PAULMAR Software, Inc. (www.paulmarsoftware.com) recently concluded the development of Trust Account Outsourcing TechnologyTM that makes possible, for the first time in the commercial insurance industry, the management of insurance trust account by a qualified outsourcing partner. The outsourcing of trust account operation is reportedly expected to increase the insurance agency’s profit margin by 40 percent or more.
The outsourcing model is supported by new proprietary Trust Ledger (TL) accounting that permits a complete segregation of fiduciary funds management from the management of business operating funds. Protocols for uniform financial reporting of trust account solvency have been developed and data records were structured to provide ample and accurate documentary evidence. Trust account solvency reports will be available on an “as needed” basis to agency managers and owners, insurance carriers, regulators, auditors, or due diligence consultants.

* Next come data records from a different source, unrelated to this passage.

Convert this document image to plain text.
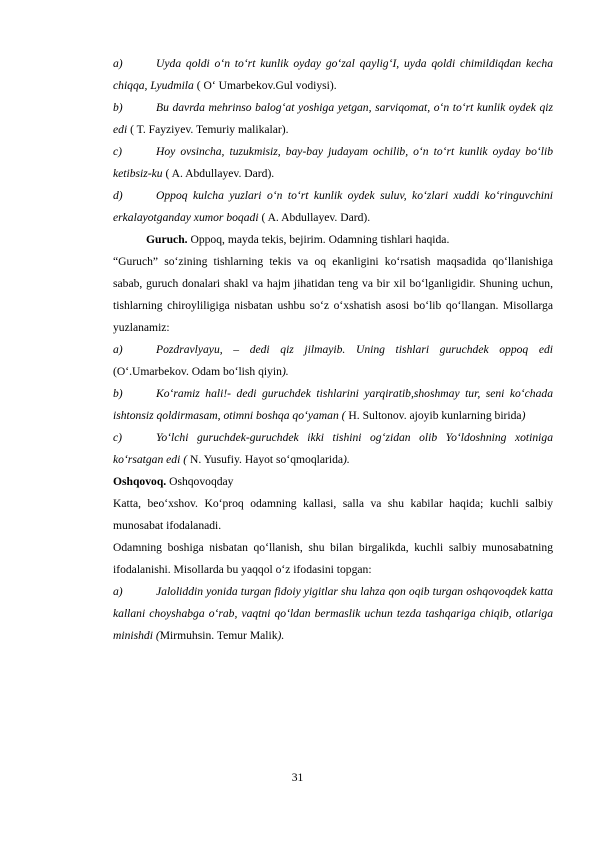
a)	Uyda qoldi o‘n to‘rt kunlik oyday go‘zal qaylig‘I, uyda qoldi chimildiqdan kecha chiqqa, Lyudmila ( O‘ Umarbekov.Gul vodiysi).

b)	Bu davrda mehrinso balog‘at yoshiga yetgan, sarviqomat, o‘n to‘rt kunlik oydek qiz edi ( T. Fayziyev. Temuriy malikalar).

c)	Hoy ovsincha, tuzukmisiz, bay-bay judayam ochilib, o‘n to‘rt kunlik oyday bo‘lib ketibsiz-ku ( A. Abdullayev. Dard).

d)	Oppoq kulcha yuzlari o‘n to‘rt kunlik oydek suluv, ko‘zlari xuddi ko‘ringuvchini erkalayotganday xumor boqadi ( A. Abdullayev. Dard).

Guruch. Oppoq, mayda tekis, bejirim. Odamning tishlari haqida.

“Guruch” so‘zining tishlarning tekis va oq ekanligini ko‘rsatish maqsadida qo‘llanishiga sabab, guruch donalari shakl va hajm jihatidan teng va bir xil bo‘lganligidir. Shuning uchun, tishlarning chiroyliligiga nisbatan ushbu so‘z o‘xshatish asosi bo‘lib qo‘llangan. Misollarga yuzlanamiz:

a)	Pozdravlyayu, – dedi qiz jilmayib. Uning tishlari guruchdek oppoq edi (O‘.Umarbekov. Odam bo‘lish qiyin).

b)	Ko‘ramiz hali!- dedi guruchdek tishlarini yarqiratib,shoshmay tur, seni ko‘chada ishtonsiz qoldirmasam, otimni boshqa qo‘yaman ( H. Sultonov. ajoyib kunlarning birida)

c)	Yo‘lchi guruchdek-guruchdek ikki tishini og‘zidan olib Yo‘ldoshning xotiniga ko‘rsatgan edi ( N. Yusufiy. Hayot so‘qmoqlarida).

Oshqovoq. Oshqovoqday

Katta, beo‘xshov. Ko‘proq odamning kallasi, salla va shu kabilar haqida; kuchli salbiy munosabat ifodalanadi.

Odamning boshiga nisbatan qo‘llanish, shu bilan birgalikda, kuchli salbiy munosabatning ifodalanishi. Misollarda bu yaqqol o‘z ifodasini topgan:

a)	Jaloliddin yonida turgan fidoiy yigitlar shu lahza qon oqib turgan oshqovoqdek katta kallani choyshabga o‘rab, vaqtni qo‘ldan bermaslik uchun tezda tashqariga chiqib, otlariga minishdi (Mirmuhsin. Temur Malik).

31
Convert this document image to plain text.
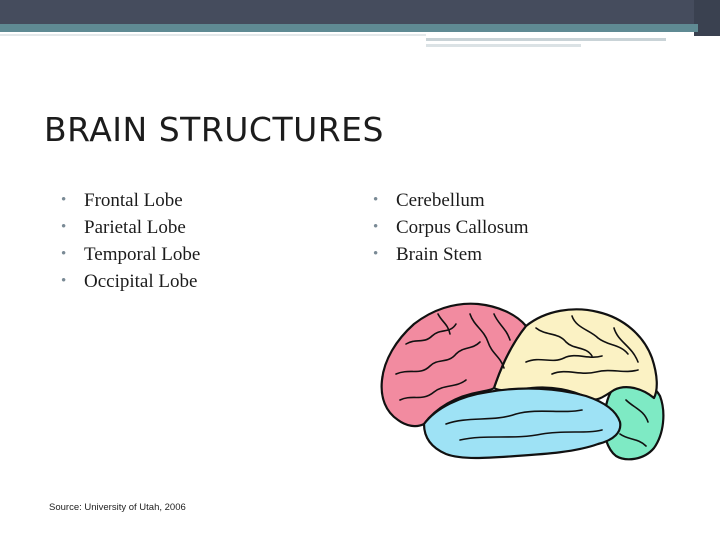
BRAIN STRUCTURES
• Frontal Lobe
• Parietal Lobe
• Temporal Lobe
• Occipital Lobe
• Cerebellum
• Corpus Callosum
• Brain Stem
Source: University of Utah, 2006
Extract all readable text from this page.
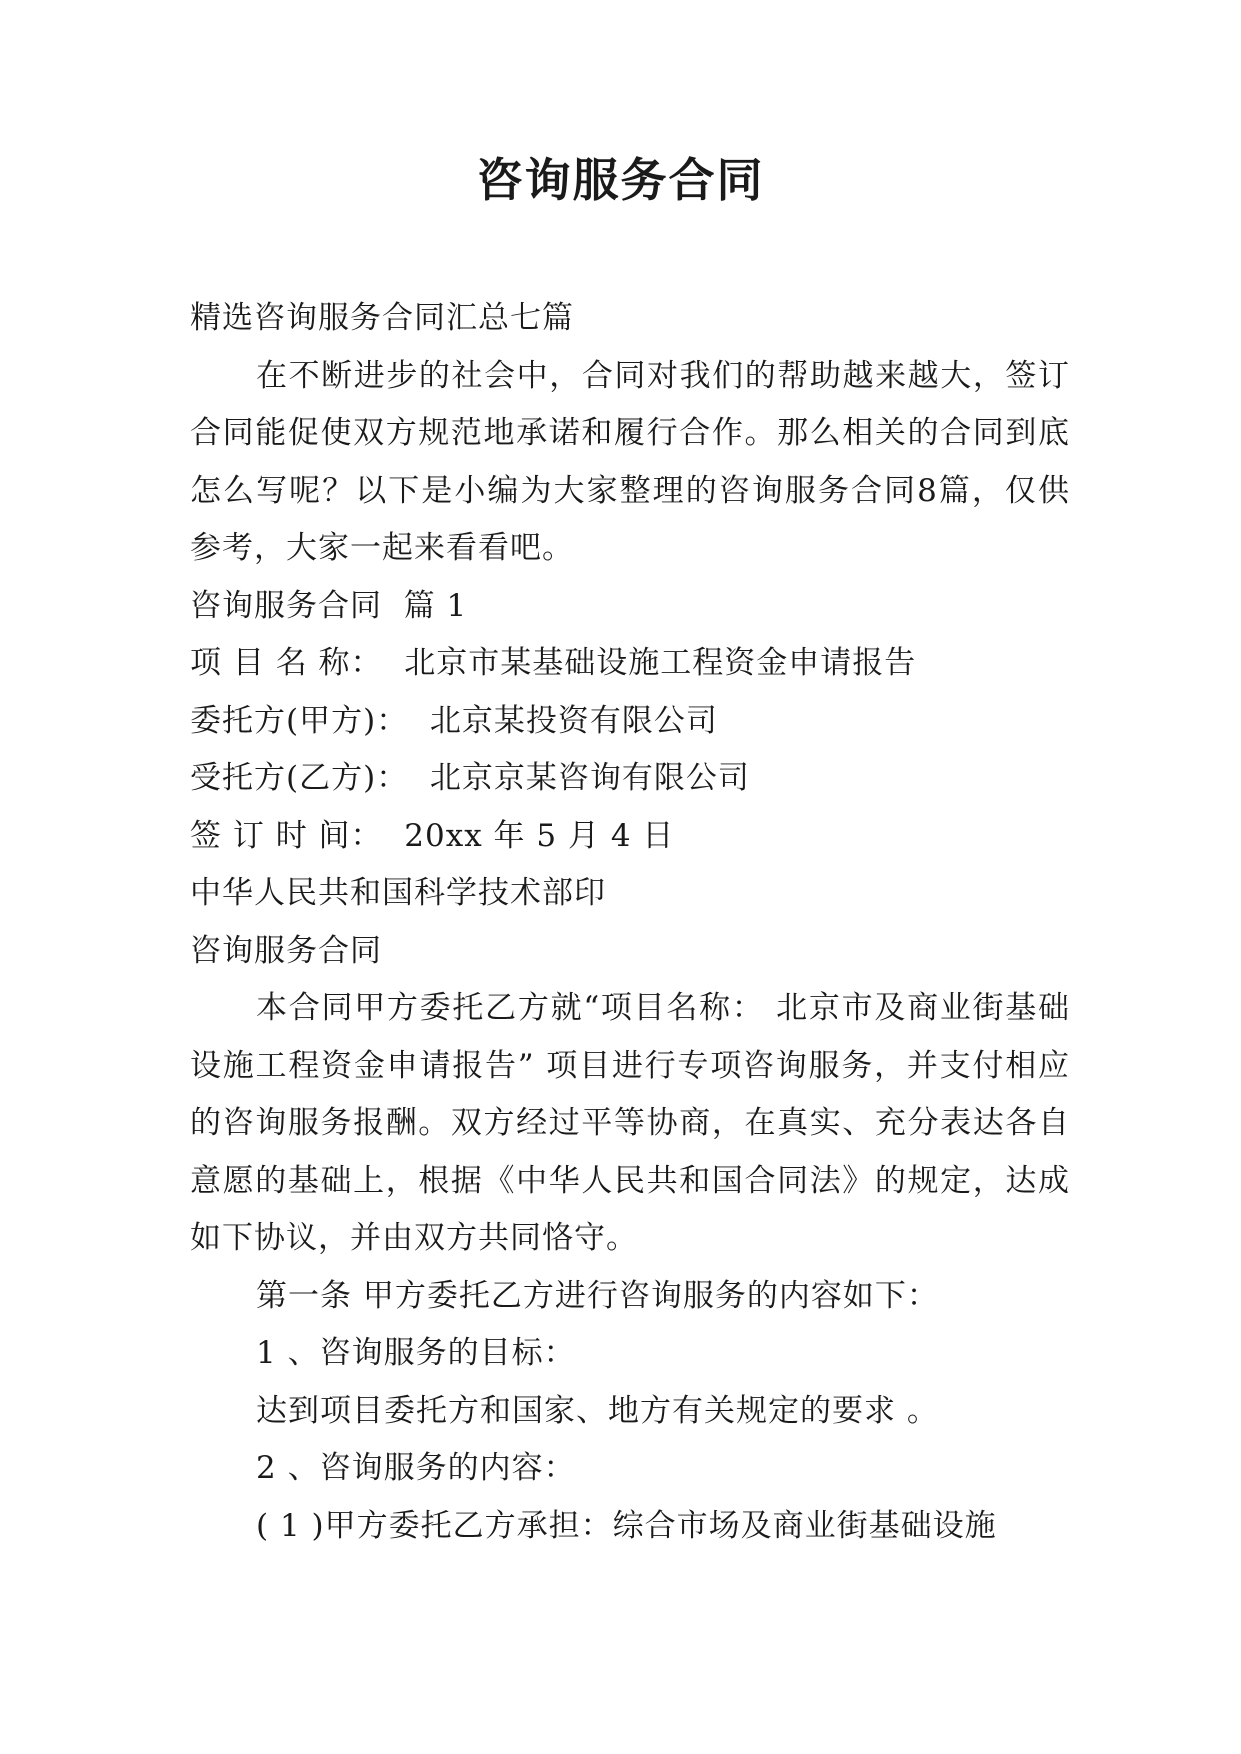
咨询服务合同

精选咨询服务合同汇总七篇

在不断进步的社会中，合同对我们的帮助越来越大，签订合同能促使双方规范地承诺和履行合作。那么相关的合同到底怎么写呢？以下是小编为大家整理的咨询服务合同8篇，仅供参考，大家一起来看看吧。

咨询服务合同  篇 1

项 目 名 称：  北京市某基础设施工程资金申请报告

委托方(甲方)：  北京某投资有限公司

受托方(乙方)：  北京京某咨询有限公司

签 订 时 间：  20xx 年 5 月 4 日

中华人民共和国科学技术部印

咨询服务合同

本合同甲方委托乙方就“项目名称： 北京市及商业街基础设施工程资金申请报告” 项目进行专项咨询服务，并支付相应的咨询服务报酬。双方经过平等协商，在真实、充分表达各自意愿的基础上，根据《中华人民共和国合同法》的规定，达成如下协议，并由双方共同恪守。

第一条 甲方委托乙方进行咨询服务的内容如下：

1 、咨询服务的目标：

达到项目委托方和国家、地方有关规定的要求 。

2 、咨询服务的内容：

( 1 )甲方委托乙方承担：综合市场及商业街基础设施
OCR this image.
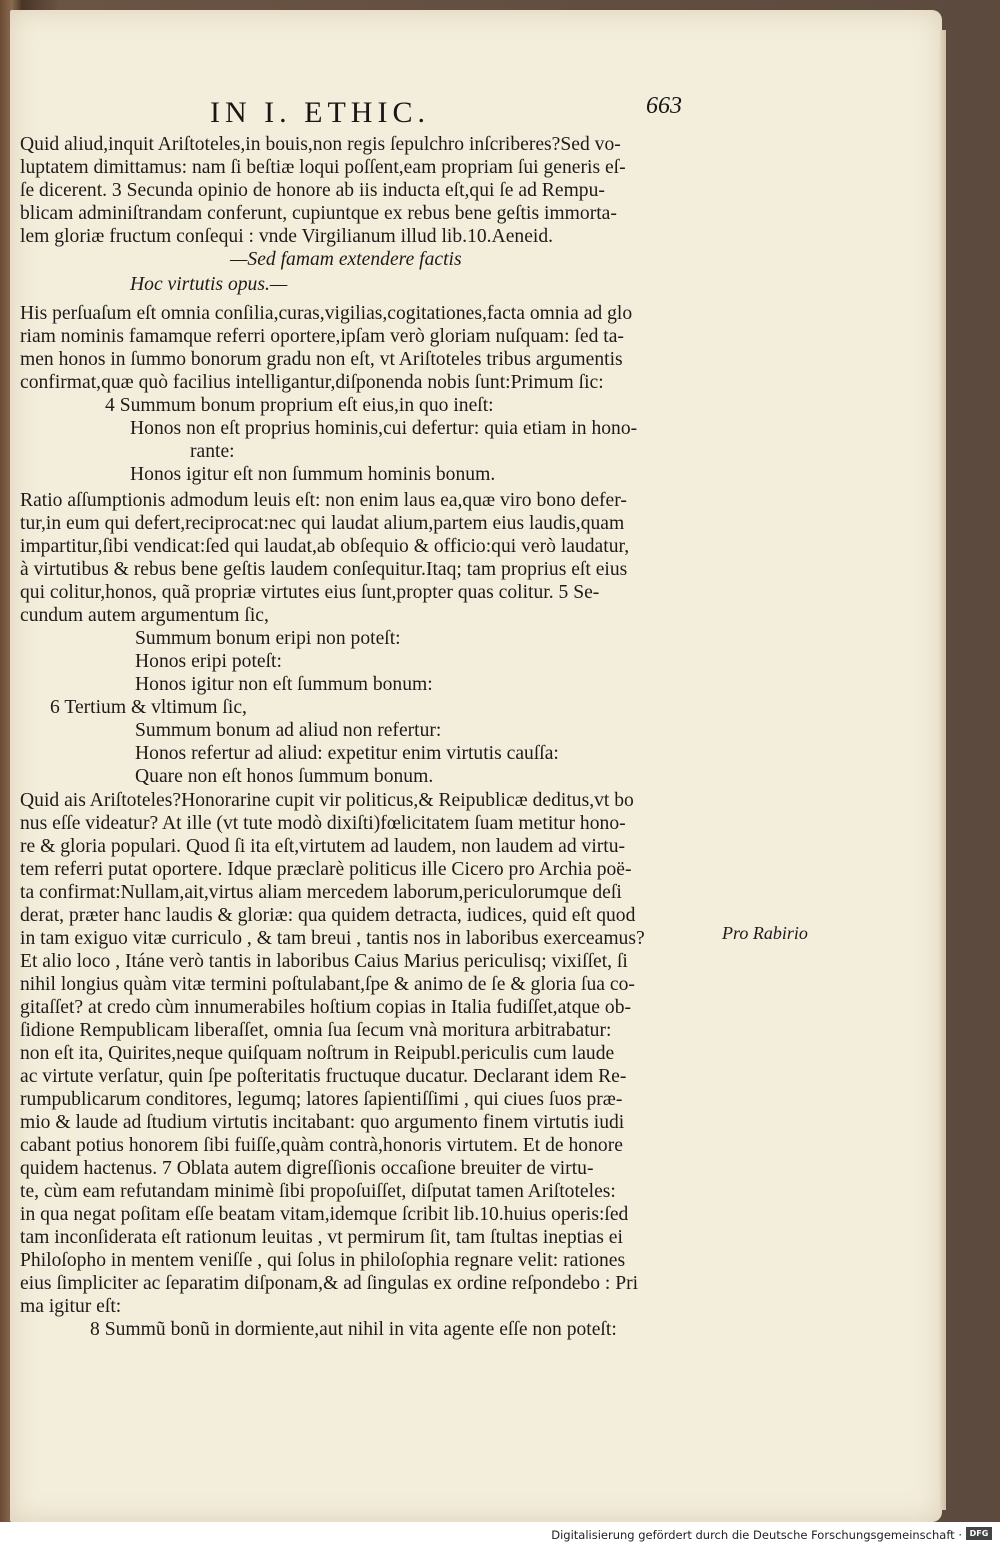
IN I. ETHIC.	663
Quid aliud,inquit Ariſtoteles,in bouis,non regis ſepulchro inſcriberes?Sed vo-
luptatem dimittamus: nam ſi beſtiæ loqui poſſent,eam propriam ſui generis eſ-
ſe dicerent. 3 Secunda opinio de honore ab iis inducta eſt,qui ſe ad Rempu-
blicam adminiſtrandam conferunt, cupiuntque ex rebus bene geſtis immorta-
lem gloriæ fructum conſequi : vnde Virgilianum illud lib.10.Aeneid.
—Sed famam extendere factis
Hoc virtutis opus.—
His perſuaſum eſt omnia conſilia,curas,vigilias,cogitationes,facta omnia ad glo
riam nominis famamque referri oportere,ipſam verò gloriam nuſquam: ſed ta-
men honos in ſummo bonorum gradu non eſt, vt Ariſtoteles tribus argumentis
confirmat,quæ quò facilius intelligantur,diſponenda nobis ſunt:Primum ſic:
4 Summum bonum proprium eſt eius,in quo ineſt:
Honos non eſt proprius hominis,cui defertur: quia etiam in hono-
rante:
Honos igitur eſt non ſummum hominis bonum.
Ratio aſſumptionis admodum leuis eſt: non enim laus ea,quæ viro bono defer-
tur,in eum qui defert,reciprocat:nec qui laudat alium,partem eius laudis,quam
impartitur,ſibi vendicat:ſed qui laudat,ab obſequio & officio:qui verò laudatur,
à virtutibus & rebus bene geſtis laudem conſequitur.Itaq; tam proprius eſt eius
qui colitur,honos, quã propriæ virtutes eius ſunt,propter quas colitur. 5 Se-
cundum autem argumentum ſic,
Summum bonum eripi non poteſt:
Honos eripi poteſt:
Honos igitur non eſt ſummum bonum:
6 Tertium & vltimum ſic,
Summum bonum ad aliud non refertur:
Honos refertur ad aliud: expetitur enim virtutis cauſſa:
Quare non eſt honos ſummum bonum.
Quid ais Ariſtoteles?Honorarine cupit vir politicus,& Reipublicæ deditus,vt bo
nus eſſe videatur? At ille (vt tute modò dixiſti)fœlicitatem ſuam metitur hono-
re & gloria populari. Quod ſi ita eſt,virtutem ad laudem, non laudem ad virtu-
tem referri putat oportere. Idque præclarè politicus ille Cicero pro Archia poë-
ta confirmat:Nullam,ait,virtus aliam mercedem laborum,periculorumque deſi
derat, præter hanc laudis & gloriæ: qua quidem detracta, iudices, quid eſt quod
in tam exiguo vitæ curriculo , & tam breui , tantis nos in laboribus exerceamus?
Et alio loco , Itáne verò tantis in laboribus Caius Marius periculisq; vixiſſet, ſi
nihil longius quàm vitæ termini poſtulabant,ſpe & animo de ſe & gloria ſua co-
gitaſſet? at credo cùm innumerabiles hoſtium copias in Italia fudiſſet,atque ob-
ſidione Rempublicam liberaſſet, omnia ſua ſecum vnà moritura arbitrabatur:
non eſt ita, Quirites,neque quiſquam noſtrum in Reipubl.periculis cum laude
ac virtute verſatur, quin ſpe poſteritatis fructuque ducatur. Declarant idem Re-
rumpublicarum conditores, legumq; latores ſapientiſſimi , qui ciues ſuos præ-
mio & laude ad ſtudium virtutis incitabant: quo argumento finem virtutis iudi
cabant potius honorem ſibi fuiſſe,quàm contrà,honoris virtutem. Et de honore
quidem hactenus. 7 Oblata autem digreſſionis occaſione breuiter de virtu-
te, cùm eam refutandam minimè ſibi propoſuiſſet, diſputat tamen Ariſtoteles:
in qua negat poſitam eſſe beatam vitam,idemque ſcribit lib.10.huius operis:ſed
tam inconſiderata eſt rationum leuitas , vt permirum ſit, tam ſtultas ineptias ei
Philoſopho in mentem veniſſe , qui ſolus in philoſophia regnare velit: rationes
eius ſimpliciter ac ſeparatim diſponam,& ad ſingulas ex ordine reſpondebo : Pri
ma igitur eſt:
8 Summũ bonũ in dormiente,aut nihil in vita agente eſſe non poteſt:
Pro Rabirio
Digitalisierung gefördert durch die Deutsche Forschungsgemeinschaft · DFG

More than 65 TL accounts are used to fully capture the complexity of trust account operation and produce reliable financial reports, such as:
*Statement of Premium Receipts and Disbursements, or Premium Float Statement;
*Trust Account Balance Sheet;
*Trust Account Solvency Analysis; and
*Accounting audit trails
Critical processes such as management of premium endorsements, financed premiums, interim and final audits, returned premiums, and premium credits and refunds have been automated. The company statement reconciliation and commission income transfer processes have been also automated. Self-administering and fully automated billing and follow-up procedures will secure full control over premium receivables and bank deposits. The concept of “aging” receivables is abandoned and insurance producers will be guaranteed the receipt of transacted premiums on or before the due dates of the policy schedule.